Paper detail

$L^p$-$L^{q}$-$L^{r}$ estimates and minimal decay regularity for compressible Euler-Maxwell equations

Due to the dissipative structure of \textit{regularity-loss}, extra higher regularity than that for the global-in-time existence is usually imposed to obtain the optimal decay rates of classical solutions to dissipative systems. The aim of this paper is to seek the lowest regularity index for the optimal decay rate of $L^{1}(\mathbb{R}^n)$-$L^2(\mathbb{R}^n)$. Consequently, a notion of minimal decay regularity for dissipative systems of regularity-loss is firstly proposed. To do this, we develop a new time-decay estimate of $L^p(\mathbb{R}^n)$-$L^{q}(\mathbb{R}^n)$-$L^{r}(\mathbb{R}^n)$ type by using the low frequency and high-frequency analysis in Fourier spaces.

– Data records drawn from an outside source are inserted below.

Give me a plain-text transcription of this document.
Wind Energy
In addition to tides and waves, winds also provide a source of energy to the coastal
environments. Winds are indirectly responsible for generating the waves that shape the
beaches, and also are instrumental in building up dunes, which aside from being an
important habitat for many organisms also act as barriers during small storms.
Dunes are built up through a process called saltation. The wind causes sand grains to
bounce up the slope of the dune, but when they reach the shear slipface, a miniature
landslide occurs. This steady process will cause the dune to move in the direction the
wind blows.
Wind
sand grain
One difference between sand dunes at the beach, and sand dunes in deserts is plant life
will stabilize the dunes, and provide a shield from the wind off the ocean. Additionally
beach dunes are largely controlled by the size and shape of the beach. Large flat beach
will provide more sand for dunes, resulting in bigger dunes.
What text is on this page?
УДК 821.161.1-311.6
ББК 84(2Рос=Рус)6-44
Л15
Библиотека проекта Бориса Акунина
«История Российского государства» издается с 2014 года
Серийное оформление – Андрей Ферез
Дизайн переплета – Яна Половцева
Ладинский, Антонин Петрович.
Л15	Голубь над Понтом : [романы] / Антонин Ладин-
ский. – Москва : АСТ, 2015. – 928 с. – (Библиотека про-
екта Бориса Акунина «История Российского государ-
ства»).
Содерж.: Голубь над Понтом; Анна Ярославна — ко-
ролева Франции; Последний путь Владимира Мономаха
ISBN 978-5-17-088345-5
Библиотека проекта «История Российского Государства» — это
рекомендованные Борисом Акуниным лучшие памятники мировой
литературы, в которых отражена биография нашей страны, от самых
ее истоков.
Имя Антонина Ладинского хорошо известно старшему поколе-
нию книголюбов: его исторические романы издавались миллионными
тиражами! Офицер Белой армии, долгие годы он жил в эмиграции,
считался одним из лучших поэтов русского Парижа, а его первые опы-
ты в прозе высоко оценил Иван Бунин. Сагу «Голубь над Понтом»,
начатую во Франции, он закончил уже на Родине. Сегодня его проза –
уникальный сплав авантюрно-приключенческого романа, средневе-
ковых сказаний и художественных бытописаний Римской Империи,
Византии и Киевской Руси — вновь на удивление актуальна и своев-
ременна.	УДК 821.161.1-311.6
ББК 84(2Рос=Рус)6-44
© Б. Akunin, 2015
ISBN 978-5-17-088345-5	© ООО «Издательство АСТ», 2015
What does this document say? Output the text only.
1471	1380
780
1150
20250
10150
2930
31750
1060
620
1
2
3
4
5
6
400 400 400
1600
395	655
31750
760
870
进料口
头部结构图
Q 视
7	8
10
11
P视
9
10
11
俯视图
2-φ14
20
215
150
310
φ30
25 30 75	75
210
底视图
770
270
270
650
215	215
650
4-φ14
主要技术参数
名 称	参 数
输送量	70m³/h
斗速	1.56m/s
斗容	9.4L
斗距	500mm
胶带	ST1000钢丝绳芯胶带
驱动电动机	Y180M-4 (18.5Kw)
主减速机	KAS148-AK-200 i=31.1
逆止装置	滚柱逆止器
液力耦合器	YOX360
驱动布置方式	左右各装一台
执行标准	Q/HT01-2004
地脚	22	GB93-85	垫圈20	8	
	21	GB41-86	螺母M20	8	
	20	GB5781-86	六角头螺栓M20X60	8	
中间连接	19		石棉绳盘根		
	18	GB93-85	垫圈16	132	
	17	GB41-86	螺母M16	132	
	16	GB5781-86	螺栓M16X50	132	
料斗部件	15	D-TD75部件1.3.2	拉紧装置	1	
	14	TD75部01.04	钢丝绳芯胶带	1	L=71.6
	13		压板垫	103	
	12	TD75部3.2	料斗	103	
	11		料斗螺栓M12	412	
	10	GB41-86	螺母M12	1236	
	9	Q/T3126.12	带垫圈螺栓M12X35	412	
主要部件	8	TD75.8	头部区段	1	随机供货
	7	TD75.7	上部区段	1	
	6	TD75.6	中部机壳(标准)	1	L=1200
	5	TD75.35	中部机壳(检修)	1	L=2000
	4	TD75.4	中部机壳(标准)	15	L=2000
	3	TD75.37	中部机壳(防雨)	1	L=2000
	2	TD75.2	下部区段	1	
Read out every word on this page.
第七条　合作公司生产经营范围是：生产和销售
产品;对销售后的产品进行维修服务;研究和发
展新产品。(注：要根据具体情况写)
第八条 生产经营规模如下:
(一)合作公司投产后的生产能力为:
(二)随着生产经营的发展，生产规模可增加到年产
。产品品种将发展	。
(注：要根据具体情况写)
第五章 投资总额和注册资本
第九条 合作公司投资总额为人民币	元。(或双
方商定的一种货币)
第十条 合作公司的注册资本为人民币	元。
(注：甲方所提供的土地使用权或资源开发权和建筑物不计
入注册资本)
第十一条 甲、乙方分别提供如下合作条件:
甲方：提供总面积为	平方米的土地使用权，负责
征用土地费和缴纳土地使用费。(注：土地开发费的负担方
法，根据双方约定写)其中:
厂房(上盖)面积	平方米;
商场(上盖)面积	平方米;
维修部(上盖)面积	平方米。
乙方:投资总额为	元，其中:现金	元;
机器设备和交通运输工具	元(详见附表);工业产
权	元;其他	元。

As an application, for compressible Euler-Maxwell equations with the weaker dissipative mechanism, it is shown that the minimal decay regularity coincides with the critical regularity for global classical solutions. Moreover, the recent decay property for symmetric hyperbolic systems with non-symmetric dissipation is also extended to be the $L^p$-version.